Christmas Across the World


5,088 miles away from home, junior foreign exchange student Caroline Murmann is spending her Christmas in good ol’ Joshua, Texas. For nearly an entire year, JHS foreign exchange students live away from their friends and families in their home countries. Joshua is definitely not like her hometown, Copenhagen, Denmark, so her holidays are bound to be spent differently this year. 

“We have our Christmas on the 24th, and we open presents at night, after dinner,” Murmann said. “Then on the 25th, we have like a second Christmas, where we eat the leftovers and do other stuff.” 

Christmas decorations are iconic this time around, and things are no different in Copenhagen.

“[We put up lots of different decorations, like] lights, snowflakes, decorating the trees.”

There’s always been a huge debate about when it’s acceptable to put up Christmas decorations. 

“We have street lights since I live in the city, so we have big street lights that are put up on December 4th.” Murmann said. “After the 10th, people start decorating the house. They usually put up the tree on the 20th, because they die pretty quickly. We have real Christmas trees, like real living trees. Plastic ones are for like, if you want a little [tree] in your room, but for the living room, we have real [trees.]” 

Lights and decorations aren’t the only things on people’s minds during the holiday season. Gift-giving may not be the reason for the season, but finding gifts for loved ones is definitely on many people’s minds. 

“My siblings, I give silly gifts to.” Murmann said.   “When I was younger, I used to re-gift some of their own things because I didn’t have any money, and parents usually give the real gifts.”

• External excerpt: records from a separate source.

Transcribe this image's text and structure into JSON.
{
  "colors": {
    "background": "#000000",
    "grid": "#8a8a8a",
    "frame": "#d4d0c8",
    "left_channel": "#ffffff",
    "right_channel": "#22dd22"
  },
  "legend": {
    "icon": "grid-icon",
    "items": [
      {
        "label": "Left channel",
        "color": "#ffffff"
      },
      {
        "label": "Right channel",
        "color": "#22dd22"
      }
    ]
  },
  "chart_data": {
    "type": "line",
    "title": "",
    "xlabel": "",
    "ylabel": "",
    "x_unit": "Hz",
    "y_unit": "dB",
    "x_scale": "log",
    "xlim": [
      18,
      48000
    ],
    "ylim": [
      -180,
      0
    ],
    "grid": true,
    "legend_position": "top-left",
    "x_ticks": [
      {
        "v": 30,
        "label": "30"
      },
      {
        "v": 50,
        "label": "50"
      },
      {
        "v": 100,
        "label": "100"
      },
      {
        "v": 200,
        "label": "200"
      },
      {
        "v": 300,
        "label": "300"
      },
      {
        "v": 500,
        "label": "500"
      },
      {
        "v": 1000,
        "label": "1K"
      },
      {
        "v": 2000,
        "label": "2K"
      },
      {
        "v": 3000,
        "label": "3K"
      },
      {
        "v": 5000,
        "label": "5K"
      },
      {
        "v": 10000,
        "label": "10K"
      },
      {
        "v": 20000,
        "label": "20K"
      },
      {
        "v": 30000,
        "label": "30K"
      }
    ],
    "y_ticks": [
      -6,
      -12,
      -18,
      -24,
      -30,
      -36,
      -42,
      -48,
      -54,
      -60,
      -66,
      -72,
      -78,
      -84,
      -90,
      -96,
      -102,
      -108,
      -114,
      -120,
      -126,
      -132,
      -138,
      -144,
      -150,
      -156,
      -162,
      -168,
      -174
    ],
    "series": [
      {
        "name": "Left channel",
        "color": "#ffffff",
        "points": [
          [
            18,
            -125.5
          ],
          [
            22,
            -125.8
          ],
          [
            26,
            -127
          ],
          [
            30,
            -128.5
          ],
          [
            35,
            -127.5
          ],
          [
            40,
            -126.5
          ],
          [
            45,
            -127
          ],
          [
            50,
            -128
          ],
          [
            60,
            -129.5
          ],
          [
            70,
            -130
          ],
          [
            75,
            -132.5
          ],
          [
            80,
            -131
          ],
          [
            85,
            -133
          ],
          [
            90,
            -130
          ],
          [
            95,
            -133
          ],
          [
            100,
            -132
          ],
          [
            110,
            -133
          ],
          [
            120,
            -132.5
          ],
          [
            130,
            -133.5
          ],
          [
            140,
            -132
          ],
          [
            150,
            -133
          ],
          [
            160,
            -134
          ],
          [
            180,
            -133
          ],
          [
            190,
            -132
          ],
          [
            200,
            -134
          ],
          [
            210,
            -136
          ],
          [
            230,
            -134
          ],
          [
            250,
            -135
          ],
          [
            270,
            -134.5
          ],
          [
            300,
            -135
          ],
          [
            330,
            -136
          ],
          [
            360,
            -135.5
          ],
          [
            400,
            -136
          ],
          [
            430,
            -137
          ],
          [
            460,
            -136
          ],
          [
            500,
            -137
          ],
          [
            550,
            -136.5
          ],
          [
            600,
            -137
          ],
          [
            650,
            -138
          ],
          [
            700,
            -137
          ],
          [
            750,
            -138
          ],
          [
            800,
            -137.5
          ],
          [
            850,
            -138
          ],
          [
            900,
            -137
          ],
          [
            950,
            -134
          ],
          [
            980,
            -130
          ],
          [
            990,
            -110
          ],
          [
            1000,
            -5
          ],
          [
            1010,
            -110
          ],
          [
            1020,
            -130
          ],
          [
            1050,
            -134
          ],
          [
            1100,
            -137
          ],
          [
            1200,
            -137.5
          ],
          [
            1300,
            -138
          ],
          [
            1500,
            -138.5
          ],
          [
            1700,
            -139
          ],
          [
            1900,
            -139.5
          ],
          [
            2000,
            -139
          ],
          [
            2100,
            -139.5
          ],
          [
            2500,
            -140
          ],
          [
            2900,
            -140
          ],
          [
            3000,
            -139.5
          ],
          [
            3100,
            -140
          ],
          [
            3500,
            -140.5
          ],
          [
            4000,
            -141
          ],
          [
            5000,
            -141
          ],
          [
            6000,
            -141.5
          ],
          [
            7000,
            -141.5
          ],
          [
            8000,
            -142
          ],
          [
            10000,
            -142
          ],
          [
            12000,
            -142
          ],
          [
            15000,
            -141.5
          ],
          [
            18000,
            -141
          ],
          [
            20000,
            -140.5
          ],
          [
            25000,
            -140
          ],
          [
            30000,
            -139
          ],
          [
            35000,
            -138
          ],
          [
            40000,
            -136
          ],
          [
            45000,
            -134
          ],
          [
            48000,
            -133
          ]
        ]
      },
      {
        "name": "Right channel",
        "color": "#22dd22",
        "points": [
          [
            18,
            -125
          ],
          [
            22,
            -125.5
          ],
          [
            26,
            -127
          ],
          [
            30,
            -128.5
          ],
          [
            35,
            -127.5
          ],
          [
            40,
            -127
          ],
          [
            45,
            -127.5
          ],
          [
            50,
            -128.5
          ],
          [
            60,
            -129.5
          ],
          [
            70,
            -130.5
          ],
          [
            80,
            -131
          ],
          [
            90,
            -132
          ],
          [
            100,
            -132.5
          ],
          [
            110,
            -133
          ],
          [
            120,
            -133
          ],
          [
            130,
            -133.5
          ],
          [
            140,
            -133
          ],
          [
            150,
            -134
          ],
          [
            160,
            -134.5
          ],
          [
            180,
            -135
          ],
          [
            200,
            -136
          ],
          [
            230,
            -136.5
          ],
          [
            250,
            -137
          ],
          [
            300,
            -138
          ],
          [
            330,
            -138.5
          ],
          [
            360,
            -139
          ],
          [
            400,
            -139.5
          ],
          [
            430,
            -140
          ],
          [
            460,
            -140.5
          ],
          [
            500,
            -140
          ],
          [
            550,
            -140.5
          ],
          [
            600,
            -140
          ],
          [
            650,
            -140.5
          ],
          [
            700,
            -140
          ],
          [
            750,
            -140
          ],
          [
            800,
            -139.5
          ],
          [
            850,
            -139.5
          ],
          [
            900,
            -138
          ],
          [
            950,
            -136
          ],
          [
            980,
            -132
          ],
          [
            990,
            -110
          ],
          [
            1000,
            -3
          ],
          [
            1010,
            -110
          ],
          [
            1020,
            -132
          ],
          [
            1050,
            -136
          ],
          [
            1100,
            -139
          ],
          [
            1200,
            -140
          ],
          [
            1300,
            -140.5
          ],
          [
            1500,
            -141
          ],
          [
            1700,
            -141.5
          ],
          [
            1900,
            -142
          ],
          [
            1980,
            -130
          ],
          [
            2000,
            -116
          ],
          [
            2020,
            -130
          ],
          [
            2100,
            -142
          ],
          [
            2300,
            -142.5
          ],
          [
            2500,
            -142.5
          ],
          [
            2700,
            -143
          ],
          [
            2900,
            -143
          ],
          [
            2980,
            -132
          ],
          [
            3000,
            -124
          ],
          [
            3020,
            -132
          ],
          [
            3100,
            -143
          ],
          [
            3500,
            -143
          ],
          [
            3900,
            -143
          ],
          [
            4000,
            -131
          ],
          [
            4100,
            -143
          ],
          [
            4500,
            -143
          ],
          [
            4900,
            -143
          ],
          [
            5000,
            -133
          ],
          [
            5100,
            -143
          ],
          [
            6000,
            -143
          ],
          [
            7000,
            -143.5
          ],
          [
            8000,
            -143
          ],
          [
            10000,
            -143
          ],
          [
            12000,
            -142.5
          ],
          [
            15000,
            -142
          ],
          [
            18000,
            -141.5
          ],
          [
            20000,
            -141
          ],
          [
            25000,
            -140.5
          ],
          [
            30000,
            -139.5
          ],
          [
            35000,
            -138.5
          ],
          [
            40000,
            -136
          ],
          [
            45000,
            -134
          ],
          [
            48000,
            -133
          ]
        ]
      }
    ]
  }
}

Anyone who lives in Texas knows that the weather is more or less bipolar; It could be below freezing at 7 a.m. and by lunchtime it’s hotter than the sun, so it’s not very often Texas gets a white Christmas. Nevertheless, memories are bound to be made, whether it’s a white Christmas or one featuring the Texas heat. 

“There’s so many memories…Denmark is very very cold, but it’s not very often that we get snow that actually stays on the ground on Christmas, because I live in the city and most of the time cars drive over it and it becomes slush.” Murmann said.  “But like five years ago, we had a white Christmas which was really fun and we went in my backyard and just built a snowman, my small cousins and I.”